Coming from crazy rushy London, it took some time for me to adjust to the tropical pace of life. We bazungu (foreigners) are used to rushing from one place to the next, but really during a game drive in the park, you see most if you are driving not faster than 15km/h. You hardly have to hit the gas pedal at all in my opinion. What’s the rush? And besides, when you go slowly, you have the chance to distinguish whether that brown heap in the grass is an ant hill or a lion.

Tip 4: Get yourself a Ranger Guide

Yes, just the two of you in a Landcruiser on the wide savannah plains is pretty amazing and I can surely recommend you go into the park by yourself. However, it’s advisable to also take an UWA guide with you on one of your game drives. These rangers know every corner of the parks and can lead you to the best places to spot predators such as lions. You can book an UWA ranger/guide at the entrance gate of the park, and they will accompany you in your car and guide you through the plains and bushes. They are worth every penny of the $20 fee you pay for this service.

Tip 5: Ask for the lion

Let’s be honest, that’s what you would love to see, right?  Unfortunately, unlike what we may have seen in Disney’s The Lion King, in reality lions do not pose on a rock every morning enjoying the circle of life. They hunt, eat and sleep ideally somewhere hidden in the high grass and are therefore very difficult to find. Therefore don’t be shy to ask UWA staff at the entrance gates, other people at the campsite or drivers that you meet within the park if they have seen anything. Of course it also works the other way around, let others know when you have been lucky!

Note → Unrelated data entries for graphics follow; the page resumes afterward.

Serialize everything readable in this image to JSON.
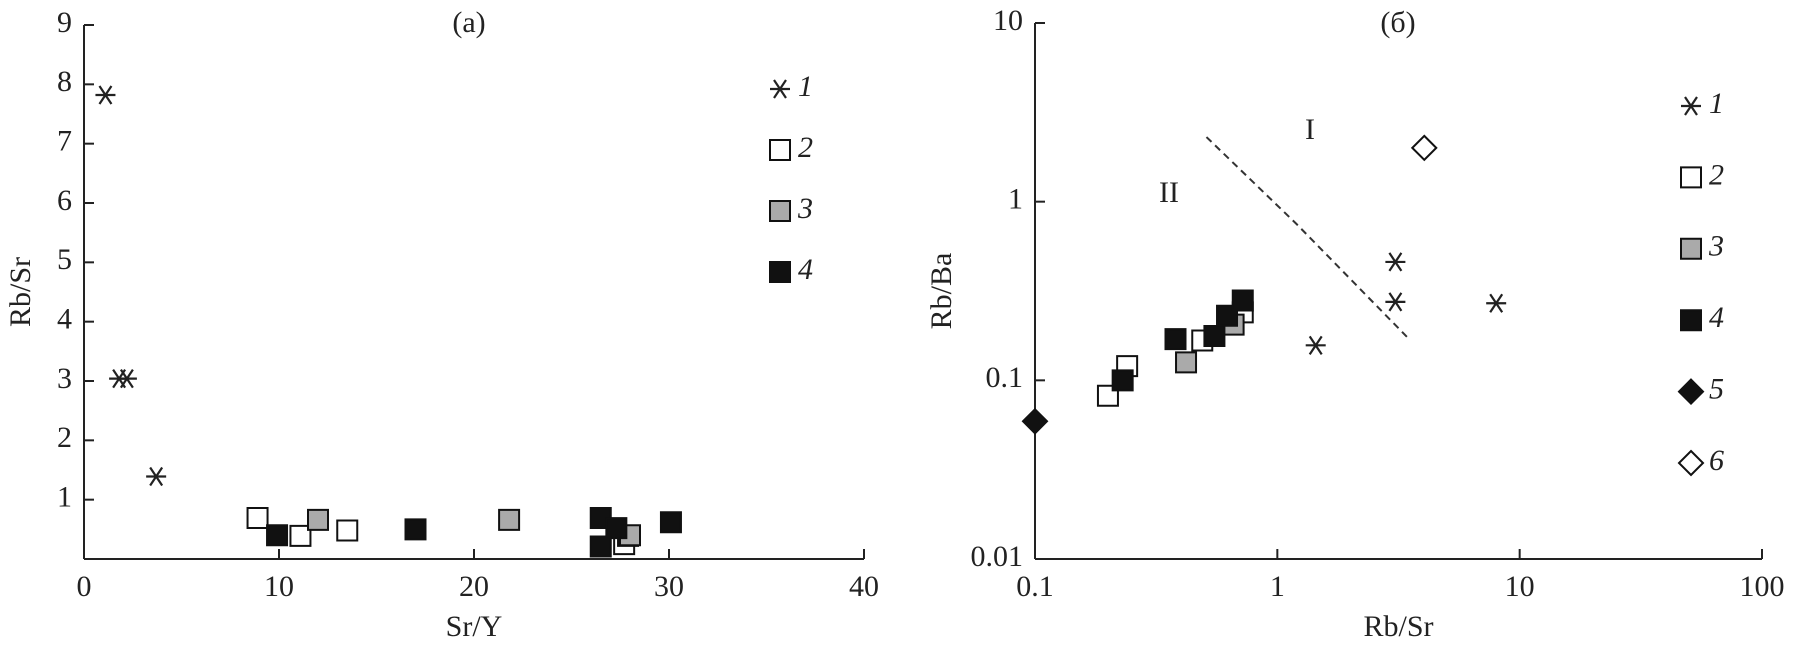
{
  "chart_data": [
    {
      "type": "scatter",
      "title": "(a)",
      "x_label": "Sr/Y",
      "y_label": "Rb/Sr",
      "xlim": [
        0,
        40
      ],
      "xticks": [
        0,
        10,
        20,
        30,
        40
      ],
      "ylim": [
        0,
        9
      ],
      "yticks": [
        1,
        2,
        3,
        4,
        5,
        6,
        7,
        8,
        9
      ],
      "series": [
        {
          "name": "1",
          "marker": "asterisk",
          "color": "#222222",
          "x": [
            1.1,
            1.8,
            2.2,
            3.7
          ],
          "y": [
            7.82,
            3.04,
            3.04,
            1.39
          ]
        },
        {
          "name": "2",
          "marker": "square",
          "color": "#ffffff",
          "x": [
            8.9,
            11.1,
            13.5,
            27.7,
            27.9
          ],
          "y": [
            0.69,
            0.39,
            0.48,
            0.25,
            0.39
          ]
        },
        {
          "name": "3",
          "marker": "square",
          "color": "#aaaaaa",
          "x": [
            12.0,
            21.8,
            28.0
          ],
          "y": [
            0.66,
            0.66,
            0.4
          ]
        },
        {
          "name": "4",
          "marker": "square",
          "color": "#111111",
          "x": [
            9.9,
            17.0,
            26.5,
            27.3,
            26.5,
            30.1
          ],
          "y": [
            0.4,
            0.5,
            0.69,
            0.52,
            0.21,
            0.62
          ]
        }
      ]
    },
    {
      "type": "scatter",
      "title": "(б)",
      "x_label": "Rb/Sr",
      "y_label": "Rb/Ba",
      "log_scale": true,
      "xlim": [
        0.1,
        100
      ],
      "xticks": [
        0.1,
        1,
        10,
        100
      ],
      "ylim": [
        0.01,
        10
      ],
      "yticks": [
        0.01,
        0.1,
        1,
        10
      ],
      "annotations": [
        "I",
        "II"
      ],
      "lines": [
        {
          "style": "dashed",
          "x": [
            0.51,
            1.2,
            3.5
          ],
          "y": [
            2.3,
            0.75,
            0.17
          ]
        }
      ],
      "series": [
        {
          "name": "1",
          "marker": "asterisk",
          "color": "#222222",
          "x": [
            1.44,
            3.07,
            3.07,
            8.0
          ],
          "y": [
            0.157,
            0.46,
            0.275,
            0.27
          ]
        },
        {
          "name": "2",
          "marker": "square",
          "color": "#ffffff",
          "x": [
            0.2,
            0.24,
            0.49,
            0.72
          ],
          "y": [
            0.082,
            0.12,
            0.167,
            0.24
          ]
        },
        {
          "name": "3",
          "marker": "square",
          "color": "#aaaaaa",
          "x": [
            0.42,
            0.66
          ],
          "y": [
            0.126,
            0.205
          ]
        },
        {
          "name": "4",
          "marker": "square",
          "color": "#111111",
          "x": [
            0.23,
            0.38,
            0.55,
            0.62,
            0.72
          ],
          "y": [
            0.1,
            0.17,
            0.177,
            0.23,
            0.28
          ]
        },
        {
          "name": "5",
          "marker": "diamond",
          "color": "#111111",
          "x": [
            0.1
          ],
          "y": [
            0.059
          ]
        },
        {
          "name": "6",
          "marker": "diamond",
          "color": "#ffffff",
          "x": [
            4.04
          ],
          "y": [
            2.0
          ]
        }
      ]
    }
  ]
}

Tip 6: Avoid over speeding and driving off track

While on any game drive in the Ugandan game reserve, there are designed tracks or routes to follow, these tracks are in respect of eco-tourism or responsible travel, they are suit almost all the interest of travellers. The recommended driving speed in any game reserve is 30km/h

Tip 7: Respect the elephant

When we were in Queen Elizabeth National Park, we took the afternoon boat ride on the Kazinga Channel (which is amazing!). Afterwards, we drove back towards the exit of the park using the Channel Track. We were running a bit late and the sun was setting. Suddenly we saw a tree shaking in front of us, and before we realized it, a herd of 15 Elephants started to cross the road. Luckily Bram – who was driving – spotted them in time and since we were driving slowly, we could easily stop and watch them from a safe distance. When they passed, we were able to move on. But a 100 metres down the road, we ran into another herd of elephants! This time they came quite out of the blue, so we found ourselves only 10 metres away from them. When you are that close, the car suddenly feels slightly fragile compared to these huge animals.

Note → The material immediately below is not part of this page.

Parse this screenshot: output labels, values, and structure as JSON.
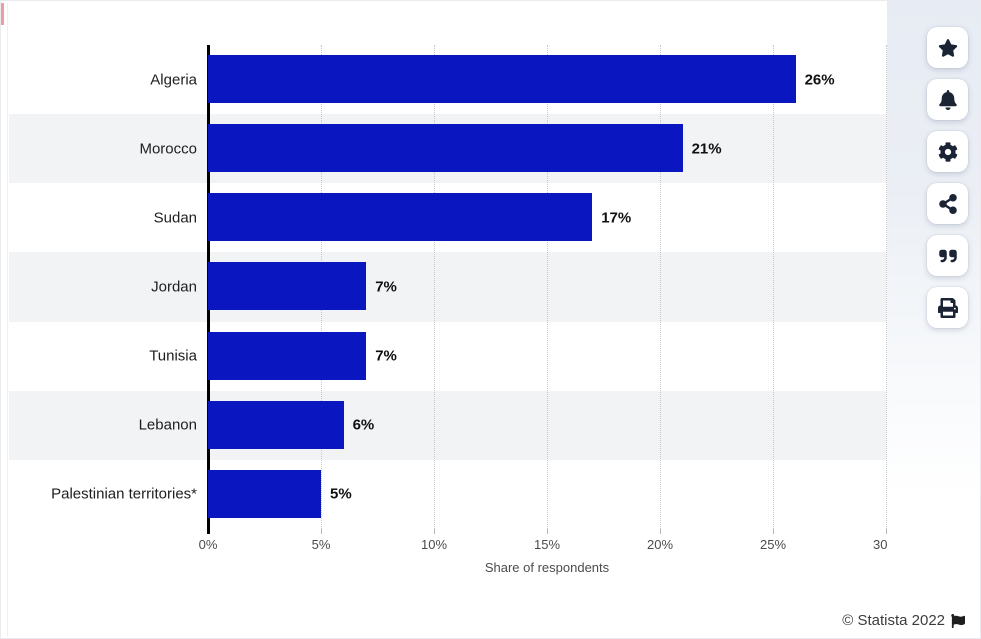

So, safety tips are in place here: always be alert and drive as if you would expect animals around the corner. Keep an eye on heavy moving bushes and trees. Keeping distance is key. Never try to drive towards elephants intentionally. Heavy ear flapping, trumping his trunk and bluff charging are signs that he or she is a bit pissed off by your company.


When you encounter an elephant on the road, do the following: make sure you have a clear route to drive away if necessary, always leave your engine running, stay calm, keep your voices down and most of all enjoy the experience!